REBELLIOUS VARIATIONS
Kindness isn’t always quiet: The late Joe Strummer of The Clash suggested, “Punk rock means exemplary manners to your fellow human beings.” In this spirit, Joshua Coombes en-listed friends to create Light & Noise, a multimedia event of art, photography, music, and film to bring awareness to the issue of homelessness. Bass guitar player Mike Watt (of Minutemen and The Stooges fame), San Pedro-based punk rock band Toys That Kill, U.K. artist Jamie Morrison, L.A. artist John Park, and photographer Mikey Huff all stepped up to “amplify some of the people often unheard by society, existing in some of the poorest conditions in the United States of America.”
A street person’s best friend: Veterinarian Jade Statt walks the streets of U.K. cities with a backpack of vet supplies, from dog treats to antibiotics. As cofounder of StreetVet, Statt aids the four-legged companions of people who live on the streets (primarily dogs), noting “the bond between many homeless people and their dogs is profound, such that their pets’ wellbeing is a life-shaping priority.”

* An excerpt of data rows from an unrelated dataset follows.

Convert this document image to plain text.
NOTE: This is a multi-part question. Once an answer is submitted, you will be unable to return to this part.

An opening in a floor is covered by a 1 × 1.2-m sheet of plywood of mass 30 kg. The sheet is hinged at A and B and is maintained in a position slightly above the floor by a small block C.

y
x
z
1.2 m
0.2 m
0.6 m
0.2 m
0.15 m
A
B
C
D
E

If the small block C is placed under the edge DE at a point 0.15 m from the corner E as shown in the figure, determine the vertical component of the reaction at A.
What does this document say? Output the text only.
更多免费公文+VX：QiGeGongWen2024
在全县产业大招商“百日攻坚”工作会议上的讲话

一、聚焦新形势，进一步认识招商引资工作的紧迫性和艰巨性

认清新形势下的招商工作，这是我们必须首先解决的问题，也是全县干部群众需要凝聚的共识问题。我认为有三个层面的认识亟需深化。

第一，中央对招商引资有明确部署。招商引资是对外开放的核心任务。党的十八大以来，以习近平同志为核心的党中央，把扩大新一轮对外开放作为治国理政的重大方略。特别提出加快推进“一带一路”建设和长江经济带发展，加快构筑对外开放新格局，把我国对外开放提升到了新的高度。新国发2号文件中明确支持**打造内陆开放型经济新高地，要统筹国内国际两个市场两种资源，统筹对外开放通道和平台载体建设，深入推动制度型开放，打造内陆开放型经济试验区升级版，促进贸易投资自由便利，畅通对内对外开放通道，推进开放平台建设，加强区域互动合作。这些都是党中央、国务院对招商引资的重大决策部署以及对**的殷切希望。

Helping street cats live all nine lives: In Athens, Greece, a handful of volunteers combine their love of cats with a desire to keep the city’s large cat population as healthy and safe as possible. Without an office, shelter facilities, animal ambulance or transport van, or state funding, Nine Lives Greece feeds and provides medical assistance for nearly 450 cats who were abandoned or born on the streets. Their compassionate trap-neuter-return programs help keep cats—and their communities—healthy, as well as educate kitty “owners” about this potentially li
fe-saving procedure.
Save a child from poverty: Australian philosopher and activist Peter Singer’s short book The Life You Can Save: How to Do Your Part to End World Poverty proposes that as part of the global human community we have an obligation not only to the people around us but also to those around the world. No matter how much money you make, you can help. In fact, taking global wealth into consideration, if you make over $32,000, you are part of “the 1 percent.” Take a look around your house and at what you have. Then ponder this: The median worth of adults in India is $608 in total wealth, according to a report by Credit Suisse, and the average wealth of adults in Africa is even lower at just $411. Making no changes in your life other than reallocating just $10 a week away from bottled water, craft beer, or lattes could indeed make a big impact, saving countless lives.
Employing the unemployable: What do you get when you combine Zen Buddhism, a no-questions-asked hiring process, and a love of baking? You get 35,000 pounds of award-winning brownies daily and happy employees. Greyston Bakery, based in Yonkers, New York, an innovative idea from the late Bernie Glassman, founder of the Zen Peacemakers, literally bakes for social change, with the motto: “We don’t hire people to bake brownies, we bake brownies to hire people.” Aiming to provide work for the hard-to-employ, Greyston allows any-one to sign up regardless of background. (If you’ve had Ben & Jerry’s Chocolate Fudge Brownie or Half-Baked ice cream flavors, you’ve eaten Greyston brownies. And might I suggest Chocolate Non-Dairy Frozen Dessert with Fudge Brownies for any discerning lactose intolerant vegans?) The company’s profits are used for low-income housing, daycare open to the community, a medical center for those with AIDS, and other projects.